My client’s treatment was shameful, and it cost his school corporation a first rate teacher as he chose to leave for a friendlier district rather than live in terrorem under a ban his imperious superintendant refused to define. Allowing a creationist to be entertaining and provocative, so long as he competently teaches the curriculum as well, is quite a bit different that commanding an evolutionist to teach what he or she fervently rejects.

But as I learned from seasoned religious freedom legal colleagues, a court challenge would have been futile, because there’s a “creationism distortion factor” in the courts as surely as an “abortion distortion factor” in our laws since 1973: “Creationists” lose. Period. And my client was as frank a “Creationist” as they come.

I suspect Perry means sustained and respectful examination of Henry Morris books for a few weeks (especially if a friend of his holds the copyright, but I digress), and to that possibility I now turn.
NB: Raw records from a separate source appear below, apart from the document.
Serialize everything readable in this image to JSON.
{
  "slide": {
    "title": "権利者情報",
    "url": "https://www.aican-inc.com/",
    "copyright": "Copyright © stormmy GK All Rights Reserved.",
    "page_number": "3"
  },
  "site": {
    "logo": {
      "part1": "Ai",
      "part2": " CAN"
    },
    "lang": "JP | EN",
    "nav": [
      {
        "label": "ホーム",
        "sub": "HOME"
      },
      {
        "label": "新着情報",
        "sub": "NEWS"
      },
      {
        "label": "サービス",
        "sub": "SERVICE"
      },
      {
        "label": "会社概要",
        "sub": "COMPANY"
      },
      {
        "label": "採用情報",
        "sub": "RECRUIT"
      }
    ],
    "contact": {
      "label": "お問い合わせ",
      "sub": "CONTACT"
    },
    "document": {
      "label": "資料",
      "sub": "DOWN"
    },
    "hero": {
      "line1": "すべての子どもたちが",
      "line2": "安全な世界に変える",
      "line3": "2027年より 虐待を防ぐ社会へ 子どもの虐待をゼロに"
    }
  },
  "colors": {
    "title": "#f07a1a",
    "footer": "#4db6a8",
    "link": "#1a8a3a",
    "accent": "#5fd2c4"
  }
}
Creationism: “Creationism” is as equivocal as “teaching.” 33 years ago, I called myself a creationist, thinking it meant merely one who believed God created the world (or the cosmos, or ….). This is the common patrimony of all Christians since the Council of Nicea, which enshrined it in the Nicene Creed.

I was unaware that “Creationist” was a term of art, denoting that God accomplished (if that’s the right word, which I very much doubt) all this in 6 days of 24 hours each roughly 6,000 to 10,000 years ago. I cannot recall ever having believed that, even as a child, or having been taught it (though it appeared in the zany marginal notes of my Scofield Reference Bible). When I learned that “term of art” meaning, I dropped the label.

(These days, it’s the evolutionists who are trying to broaden the term again, branding Intelligent Design Theory as “Creationism Lite,” but I digress, I think.)

Notably, “Creationism” (the term of art) seems to have essentially no scientific plausibility. I don’t think anyone, studying the scientific evidence without recourse to Genesis would ever arrive at its conclusions. Those who deconstruct the scientific evidence with recourse to young earth interpretation of Genesis come up with a Rube Goldberg scientific theory, full of ad hoc eddies and backwaters.

At least motion is relative, and one can describe orbits through geocentric formulae (though the elegance of heliocentric formulae proved persuasive). Geocentrism even feels phenomenally like what’s happening, as does “the sun rises” and “the sun sets.” Creationism lacks even phenomenal justification. If elegance is a valid test of a theory, Creationism gets an “F” while geocentrism gets a “D-minus.”

Where was I? Oh, yeah. Rick Perry.

But this time, I wasn’t really digressing. Gottfried’s detour and frolic into the presumed scientific illiteracy of journalists who mock creationism is a nice change of subject to the ad hominem. Liberal journalists aren’t running for President. Rick Perry is.  And when he sings the Creationist “fair’s fair”/”equal time” tune, it’s not a “dog whistle” because it’s audible to one and all.

Gottfried may be right that in this polarized political climate, Perry’s conscious identification with Protestant fundamentalists by saying “let’s teach creationism along with evolution” may work to his political advantage, but that’s not because the position is both rational and defiant in the face of unjust criticism. The criticism is just, even if most journalists are personally unqualified to level (rather than channel) it.